Sorridente me ne andai dallo stand. Ero eccitato all’idea di ottenere quella piattaforma il prima possibile. Mi diressi verso la sala dal nome: Area Scavi. Era una sala interrata ma visibile dal piano di sopra grazie a una balconata. E proprio lì mi fermai ad ascoltare, data l’immensa mole di persone sedute e in piedi. Appoggiai i miei gomiti sul parapetto e aguzzai le orecchie. Il relatore faceva il solito discorso su analisi e scelte da compiere per operare.
– Voi dovrete essere tre persone in una! Fare il lavoro di un analista tecnico, fondamentale e poi essere il braccio che opera come trader. Non è facile questa vita ed è molto sacrificante… –
“Già…” dissi sottovoce rassegnato, mentre il mio ottimismo scendeva sotto le suole. Essere un trader mi ha portato indirettamente ad avere problemi con la società, per non parlare delle ragazze…

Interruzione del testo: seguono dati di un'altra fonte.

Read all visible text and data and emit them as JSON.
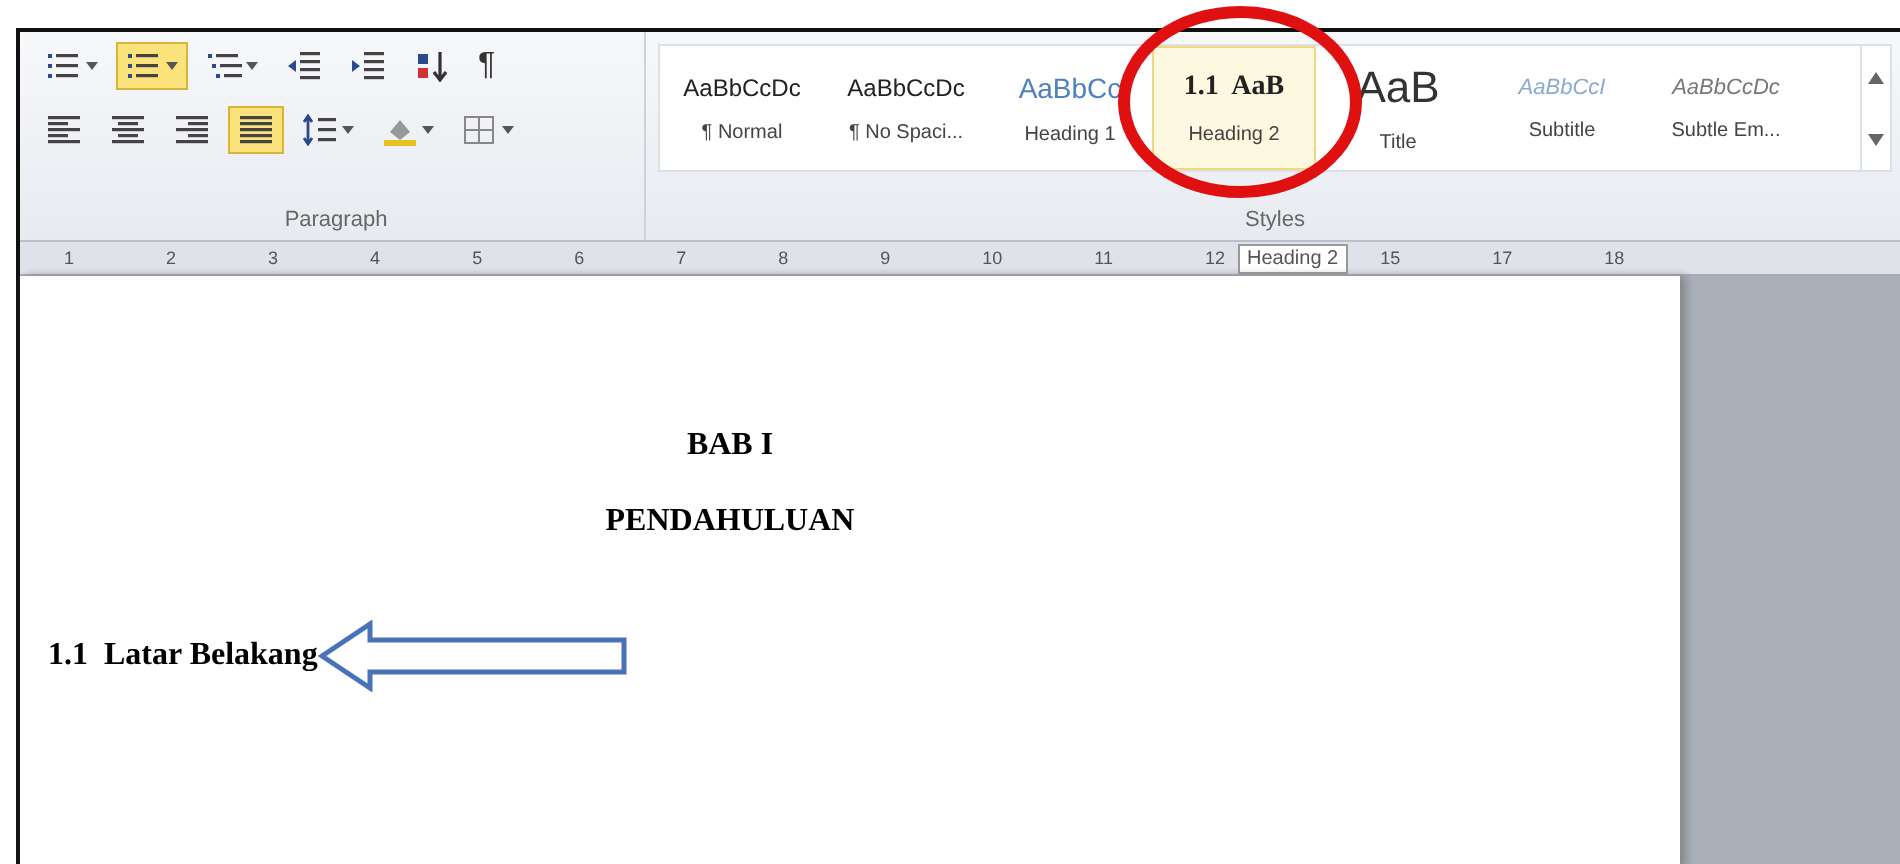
{
  "paragraph_group": {
    "label": "Paragraph",
    "rows": [
      [
        {
          "kind": "bullets",
          "selected": false,
          "dropdown": true
        },
        {
          "kind": "numbering",
          "selected": true,
          "dropdown": true
        },
        {
          "kind": "multilevel",
          "selected": false,
          "dropdown": true
        },
        {
          "kind": "decrease-indent",
          "selected": false,
          "dropdown": false
        },
        {
          "kind": "increase-indent",
          "selected": false,
          "dropdown": false
        },
        {
          "kind": "sort",
          "selected": false,
          "dropdown": false
        },
        {
          "kind": "pilcrow",
          "selected": false,
          "dropdown": false,
          "text": "¶"
        }
      ],
      [
        {
          "kind": "align-left",
          "selected": false,
          "dropdown": false
        },
        {
          "kind": "align-center",
          "selected": false,
          "dropdown": false
        },
        {
          "kind": "align-right",
          "selected": false,
          "dropdown": false
        },
        {
          "kind": "justify",
          "selected": true,
          "dropdown": false
        },
        {
          "kind": "line-spacing",
          "selected": false,
          "dropdown": true
        },
        {
          "kind": "shading",
          "selected": false,
          "dropdown": true
        },
        {
          "kind": "borders",
          "selected": false,
          "dropdown": true
        }
      ]
    ]
  },
  "styles_group": {
    "label": "Styles",
    "items": [
      {
        "preview": "AaBbCcDc",
        "name": "¶ Normal",
        "kind": "normal",
        "selected": false
      },
      {
        "preview": "AaBbCcDc",
        "name": "¶ No Spaci...",
        "kind": "normal",
        "selected": false
      },
      {
        "preview": "AaBbCc",
        "name": "Heading 1",
        "kind": "heading1",
        "selected": false
      },
      {
        "preview": "1.1  AaB",
        "name": "Heading 2",
        "kind": "heading2",
        "selected": true
      },
      {
        "preview": "AaB",
        "name": "Title",
        "kind": "title",
        "selected": false
      },
      {
        "preview": "AaBbCcI",
        "name": "Subtitle",
        "kind": "subtitle",
        "selected": false
      },
      {
        "preview": "AaBbCcDc",
        "name": "Subtle Em...",
        "kind": "emphasis",
        "selected": false
      }
    ]
  },
  "ruler": {
    "numbers": [
      "1",
      "2",
      "3",
      "4",
      "5",
      "6",
      "7",
      "8",
      "9",
      "10",
      "11",
      "12"
    ],
    "tooltip": "Heading 2",
    "numbers_after": [
      "15",
      "17",
      "18"
    ]
  },
  "document": {
    "title_lines": [
      "BAB I",
      "PENDAHULUAN"
    ],
    "heading": "1.1  Latar Belakang"
  }
}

Se non ci sei dentro, non riesci a capirlo… dicevo per discolparmi dal solito nervosismo stressante. Guardare i mercati è un’attività che ti porta mille pensieri togliendotene altri. Non ti fa dormire la notte… e sei sempre nervoso e iperattivo… e quando cerchi un po’ di calma devi sentirti le lamentele di chi non hai cercato per tutta la settimana. Avevo già vissuto ciò che diceva quell’uomo. Sapevo cosa significasse stare incollato a un paio di monitor e al cellulare quando eri in giro. Conoscevo lo stress dei grafici e la paura di fallire; l’ansia che ti uccide quando ti giochi anche ciò che non dovresti; la mente che ti brucia cercando tregua e gli occhi asciugati dall’insonnia di molte notti; per non parlare dei tremori alle mani e la voglia di uscire da quella prigione che è diventata la tua casa. Il tempo non conosce più limiti in un mercato aperto 24 ore su 24 e a volte i sogni si confondono con la realtà. Certe notti mi sono svegliato colto dalla paura di non aver chiuso le posizioni e andavo a controllare al pc. Certe notti non erano più notti o almeno lo erano al di fuori di una finestra chiusa a Milano, ma non a Tokyo o a New York.